I'm sure part of it is the changing world itself. I'm POSITIVE that if Jaws were released today, it'd get a PG-13 rating. Maybe even an R. And if Clash of the Titans were made today... the nipple would not make an appearance.

Time's also a factor. Both of those movies have been out for decades, while Pathfinder's been out only for months. The movies have stood the test of time and remain part of pop culture today (Jaws more than Clash, of course). It remains to be seen if Pathfinder'll be remembered in 30 years. (crosses fingers)

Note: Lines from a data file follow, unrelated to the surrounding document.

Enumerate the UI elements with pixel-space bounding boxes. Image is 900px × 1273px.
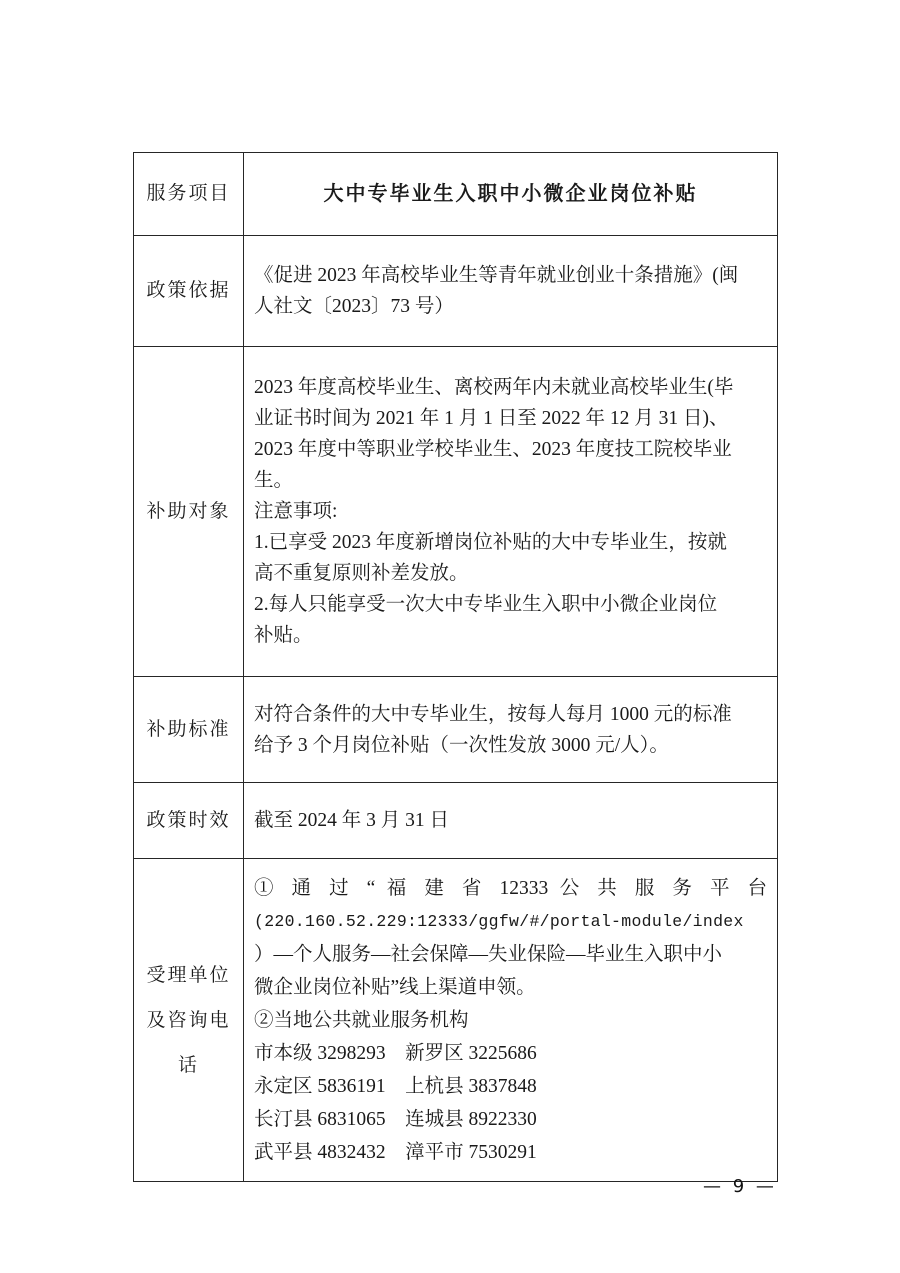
text-line: 《促进 2023 年高校毕业生等青年就业创业十条措施》(闽 xyxy=(254,260,767,291)
subsidy-target-text: 2023 年度高校毕业生、离校两年内未就业高校毕业生(毕业证书时间为 2021 … xyxy=(244,347,778,677)
phone-line: 武平县 4832432 漳平市 7530291 xyxy=(254,1136,767,1169)
phone-line: 永定区 5836191 上杭县 3837848 xyxy=(254,1070,767,1103)
table-row-policy-basis: 政策依据 《促进 2023 年高校毕业生等青年就业创业十条措施》(闽人社文〔20… xyxy=(134,236,778,347)
table-row-service-item: 服务项目 大中专毕业生入职中小微企业岗位补贴 xyxy=(134,153,778,236)
table-row-subsidy-target: 补助对象 2023 年度高校毕业生、离校两年内未就业高校毕业生(毕业证书时间为 … xyxy=(134,347,778,677)
table-row-acceptance-unit: 受理单位及咨询电话 ① 通 过 “ 福 建 省 12333 公 共 服 务 平 … xyxy=(134,859,778,1182)
online-channel-line: ① 通 过 “ 福 建 省 12333 公 共 服 务 平 台 xyxy=(254,872,767,905)
row-label-policy-basis: 政策依据 xyxy=(134,236,244,347)
text-line: 2023 年度高校毕业生、离校两年内未就业高校毕业生(毕 xyxy=(254,372,767,403)
policy-basis-text: 《促进 2023 年高校毕业生等青年就业创业十条措施》(闽人社文〔2023〕73… xyxy=(244,236,778,347)
text-line: 业证书时间为 2021 年 1 月 1 日至 2022 年 12 月 31 日)… xyxy=(254,403,767,434)
text-line: 对符合条件的大中专毕业生，按每人每月 1000 元的标准 xyxy=(254,699,767,730)
local-agency-line: ②当地公共就业服务机构 xyxy=(254,1004,767,1037)
row-label-service-item: 服务项目 xyxy=(134,153,244,236)
service-item-title: 大中专毕业生入职中小微企业岗位补贴 xyxy=(244,153,778,236)
text-line: 生。 xyxy=(254,465,767,496)
text-line: 给予 3 个月岗位补贴（一次性发放 3000 元/人）。 xyxy=(254,730,767,761)
table-row-subsidy-standard: 补助标准 对符合条件的大中专毕业生，按每人每月 1000 元的标准给予 3 个月… xyxy=(134,677,778,783)
text-line: 1.已享受 2023 年度新增岗位补贴的大中专毕业生，按就 xyxy=(254,527,767,558)
subsidy-standard-text: 对符合条件的大中专毕业生，按每人每月 1000 元的标准给予 3 个月岗位补贴（… xyxy=(244,677,778,783)
online-channel-path-end: 微企业岗位补贴”线上渠道申领。 xyxy=(254,971,767,1004)
phone-list: 市本级 3298293 新罗区 3225686永定区 5836191 上杭县 3… xyxy=(254,1037,767,1169)
text-line: 2.每人只能享受一次大中专毕业生入职中小微企业岗位 xyxy=(254,589,767,620)
text-line: 补贴。 xyxy=(254,620,767,651)
text-line: 高不重复原则补差发放。 xyxy=(254,558,767,589)
service-platform-url: (220.160.52.229:12333/ggfw/#/portal-modu… xyxy=(254,905,767,938)
text-line: 注意事项: xyxy=(254,496,767,527)
phone-line: 市本级 3298293 新罗区 3225686 xyxy=(254,1037,767,1070)
acceptance-unit-text: ① 通 过 “ 福 建 省 12333 公 共 服 务 平 台 (220.160… xyxy=(244,859,778,1182)
phone-line: 长汀县 6831065 连城县 8922330 xyxy=(254,1103,767,1136)
text-line: 人社文〔2023〕73 号） xyxy=(254,291,767,322)
online-channel-path: ）—个人服务—社会保障—失业保险—毕业生入职中小 xyxy=(254,938,767,971)
row-label-acceptance-unit: 受理单位及咨询电话 xyxy=(134,859,244,1182)
policy-service-table: 服务项目 大中专毕业生入职中小微企业岗位补贴 政策依据 《促进 2023 年高校… xyxy=(133,152,778,1182)
row-label-policy-validity: 政策时效 xyxy=(134,783,244,859)
table-row-policy-validity: 政策时效 截至 2024 年 3 月 31 日 xyxy=(134,783,778,859)
page-number: — 9 — xyxy=(703,1176,777,1197)
text-line: 2023 年度中等职业学校毕业生、2023 年度技工院校毕业 xyxy=(254,434,767,465)
row-label-subsidy-target: 补助对象 xyxy=(134,347,244,677)
policy-validity-text: 截至 2024 年 3 月 31 日 xyxy=(244,783,778,859)
row-label-subsidy-standard: 补助标准 xyxy=(134,677,244,783)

Paizo Employee Creative Director

That was weird... the messageboards turned me into Watcher or something and overwrote his post! His original post:

Watcher wrote:

I'll give you another example.

In the RPG Superstar thread, a poster (who I shall leave nameless) stated he'd be proud and honored to stand shoulder to shoulder with a fine adventure writer like Nick Logue.

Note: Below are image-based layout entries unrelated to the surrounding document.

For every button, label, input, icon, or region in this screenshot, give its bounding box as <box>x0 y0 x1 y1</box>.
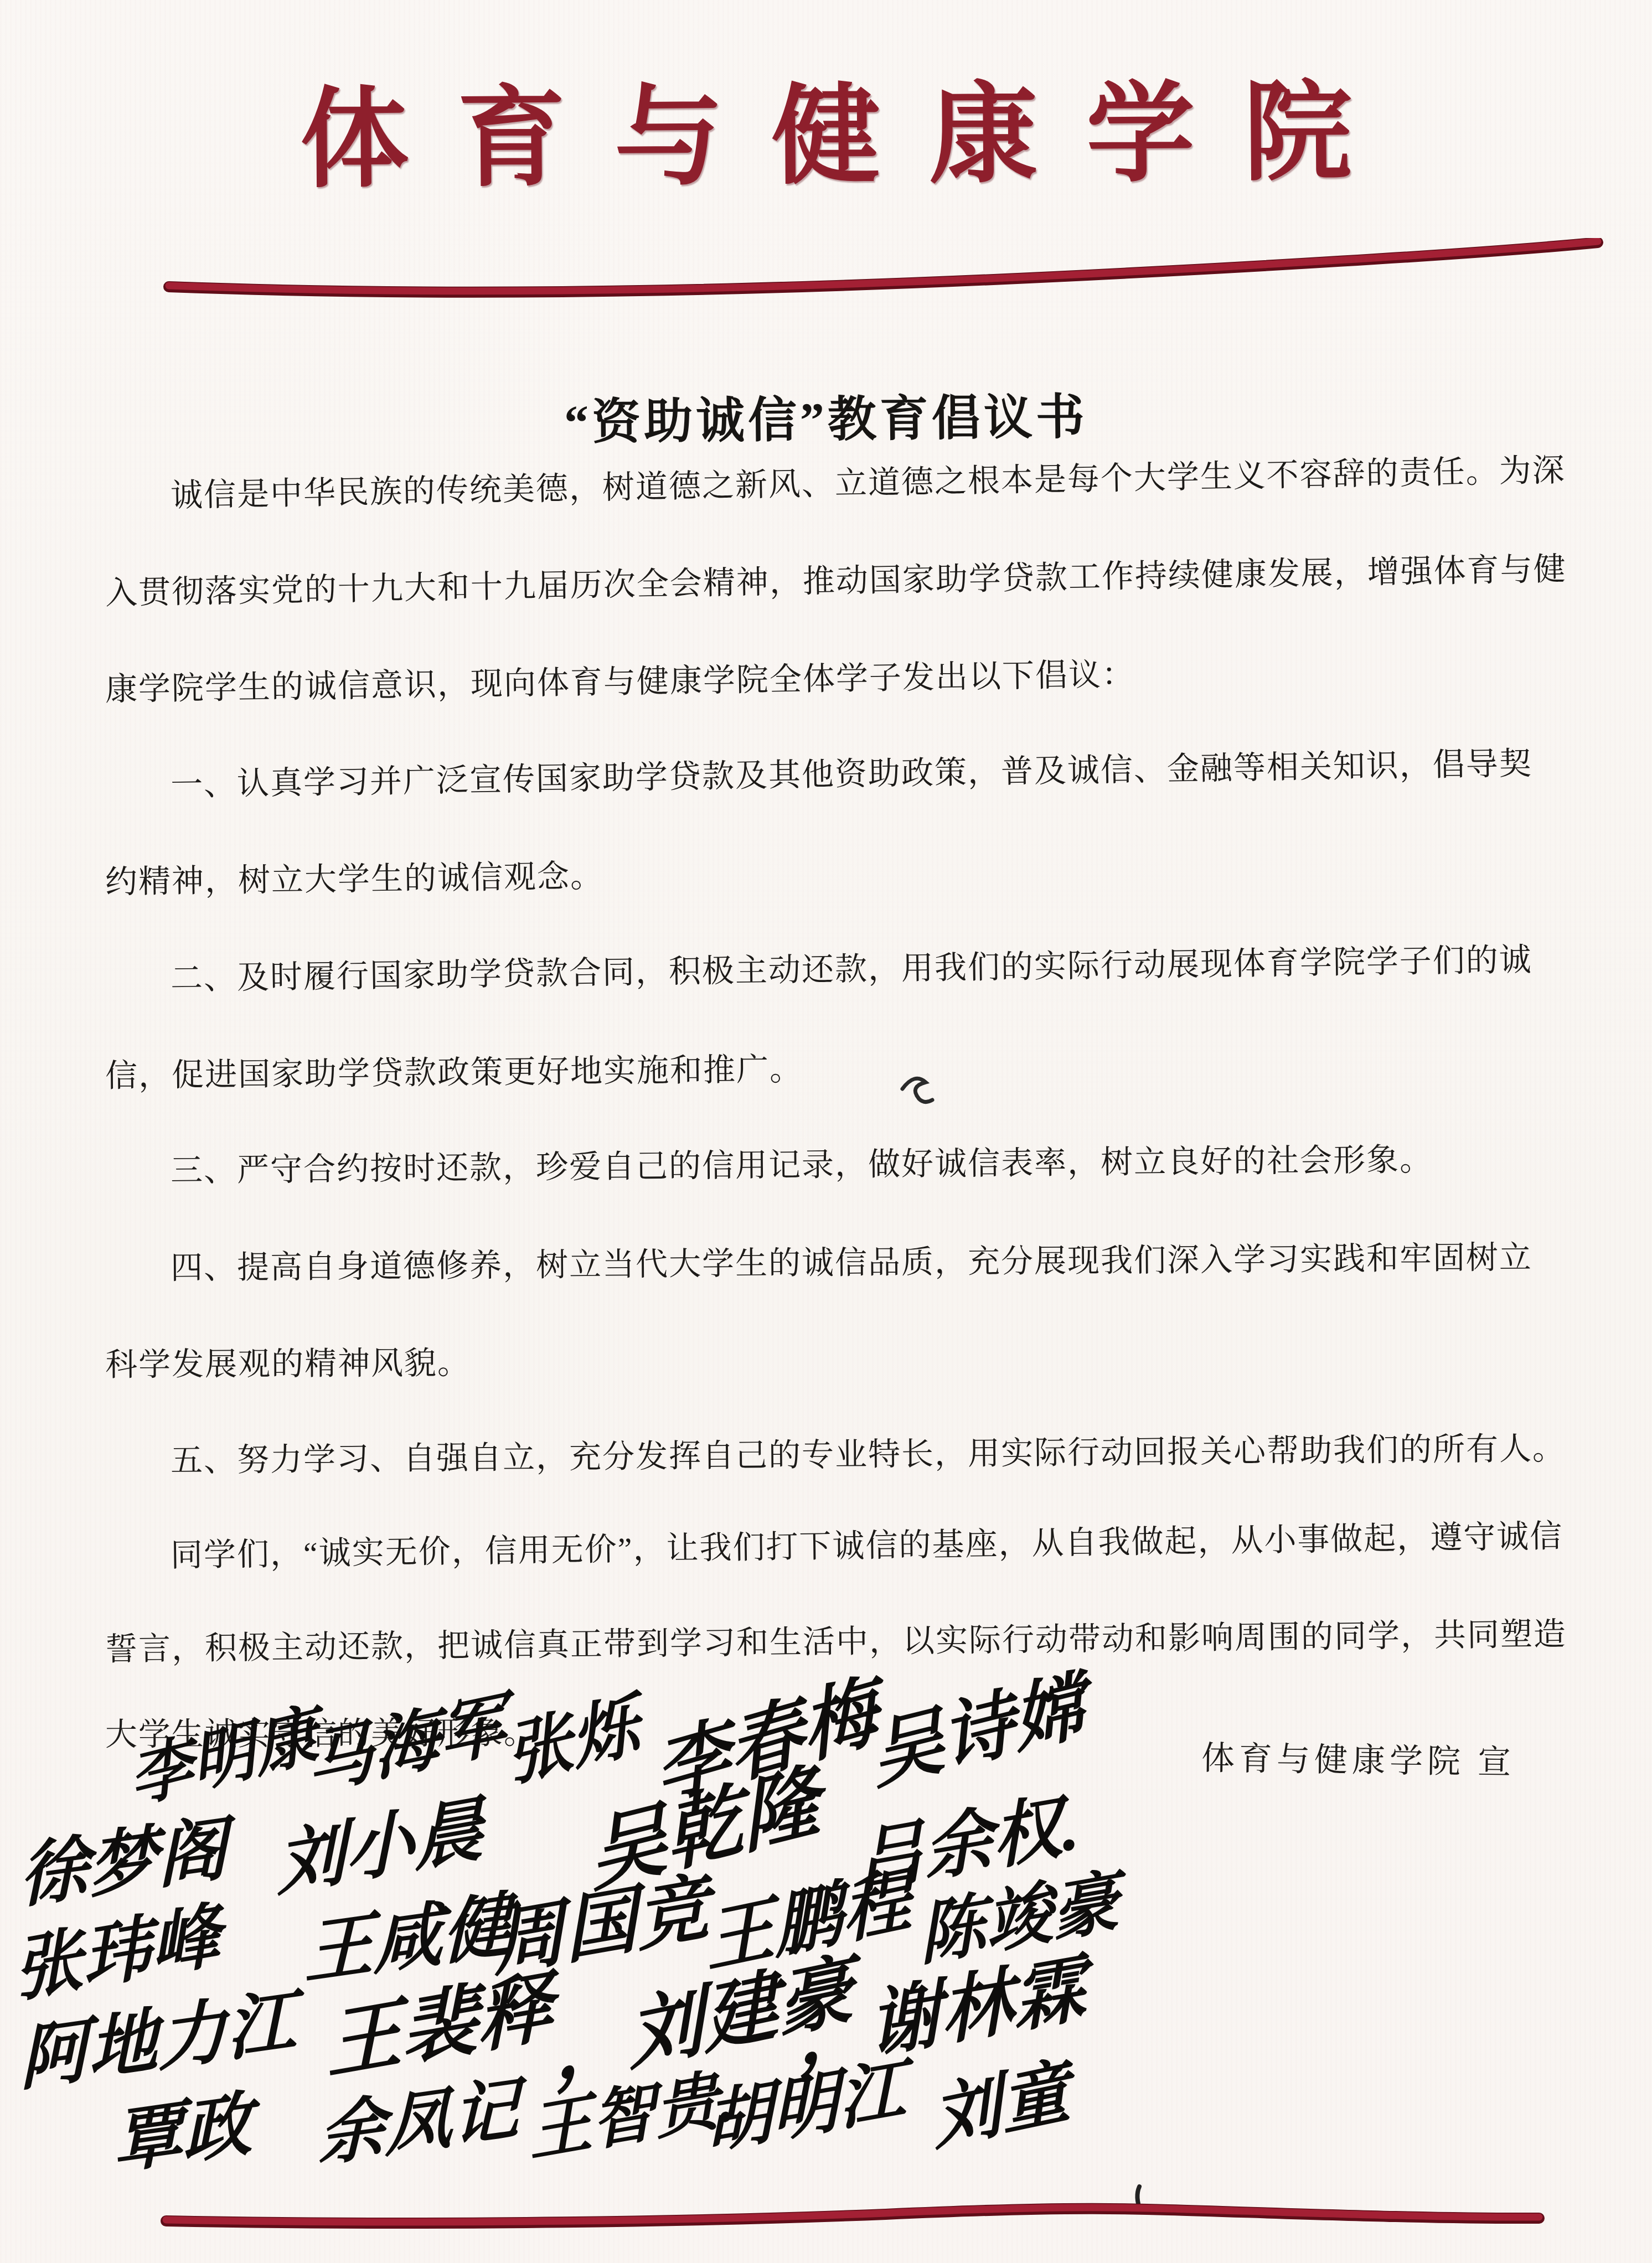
letterhead-title: 体育与健康学院 <box>0 43 1652 211</box>
body-line: 三、严守合约按时还款，珍爱自己的信用记录，做好诚信表率，树立良好的社会形象。 <box>105 1133 1433 1191</box>
body-line: 五、努力学习、自强自立，充分发挥自己的专业特长，用实际行动回报关心帮助我们的所有… <box>105 1422 1566 1481</box>
header-divider-line <box>0 238 1652 316</box>
signature-name: 刘童 <box>929 2057 1073 2156</box>
signature-name: 王咸健 <box>304 1890 512 1990</box>
body-line: 二、及时履行国家助学贷款合同，积极主动还款，用我们的实际行动展现体育学院学子们的… <box>105 933 1532 1000</box>
body-line: 誓言，积极主动还款，把诚信真正带到学习和生活中，以实际行动带动和影响周围的同学，… <box>105 1608 1567 1670</box>
signature-name: 王裴释 <box>326 1968 554 2085</box>
scanned-document-page: 体育与健康学院 “资助诚信”教育倡议书 诚信是中华民族的传统美德，树道德之新风、… <box>0 0 1652 2263</box>
signature-name: 周国竞 <box>490 1871 711 1982</box>
signature-name: 吴诗嫦 <box>867 1668 1090 1794</box>
body-line: 约精神，树立大学生的诚信观念。 <box>105 850 603 902</box>
signature-name: 张玮峰 <box>12 1901 223 2007</box>
signature-name: 徐梦阁 <box>18 1814 228 1913</box>
signature-name: 余凤记 <box>318 2075 519 2171</box>
attribution-college-seal-text: 体育与健康学院 宣 <box>1201 1732 1515 1784</box>
body-line: 信，促进国家助学贷款政策更好地实施和推广。 <box>105 1043 803 1096</box>
body-line: 康学院学生的诚信意识，现向体育与健康学院全体学子发出以下倡议： <box>105 648 1135 710</box>
footer-divider-line <box>0 2187 1652 2259</box>
stray-ink-mark <box>886 1055 952 1115</box>
body-line: 科学发展观的精神风貌。 <box>105 1337 471 1385</box>
signature-name: 覃政 <box>112 2090 253 2179</box>
body-line: 同学们，“诚实无价，信用无价”，让我们打下诚信的基座，从自我做起，从小事做起，遵… <box>105 1510 1563 1577</box>
signature-name: 阿地力江 <box>18 1987 297 2096</box>
body-line: 四、提高自身道德修养，树立当代大学生的诚信品质，充分展现我们深入学习实践和牢固树… <box>105 1231 1533 1289</box>
body-line: 入贯彻落实党的十九大和十九届历次全会精神，推动国家助学贷款工作持续健康发展，增强… <box>105 542 1567 613</box>
signature-name: 胡明江 <box>705 2056 907 2159</box>
body-line: 一、认真学习并广泛宣传国家助学贷款及其他资助政策，普及诚信、金融等相关知识，倡导… <box>105 737 1532 806</box>
signature-name: 刘小晨 <box>276 1795 484 1902</box>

Nick "I'll say any dirty word you want for a nickel" Logue :D

At some point in a post I used the Lord's name in vain (for which I am still sorry, because I didn't mean to offend). The same poster was very upset. Took me to task for it publicly on the board, reminded me that there are lot of family oriented folks who read these boards, and would I show some basic respect and decency for others?

I'm serious.

And I do respect how he feels. I don't bring this up to disrepect this person or lampoon them, and I'm willing to honor their request.

But they're a great admirer of Nick, who we all know doesn't hold back from controversial posting.

(And for the record I have never been offended by Nick, he's a good guy, and when he gets crazy I take it in the spirit of fun I know it's intended. I hope he forgives me for using him as an example..)

But you see what I mean?

I honestly don't know why a bare breast is okay in Clash, or why it's okay to show kids getting gobbled by sharks. Maybe it's because of some kind of popularity thing? Eveybody loves Greek mythology, and Jaws was the original summer blockbuster of all time- so it must be okay?

Nick, can you take the Lord's name in vain and still be the President of the Cool Kid's Club? ;) I sure can't.

Hmmm... wonder if I accidently hit "EDIT" when I was trying to reply to his post? CURSE THIS COSMIC MESSAGEBOARD POWER!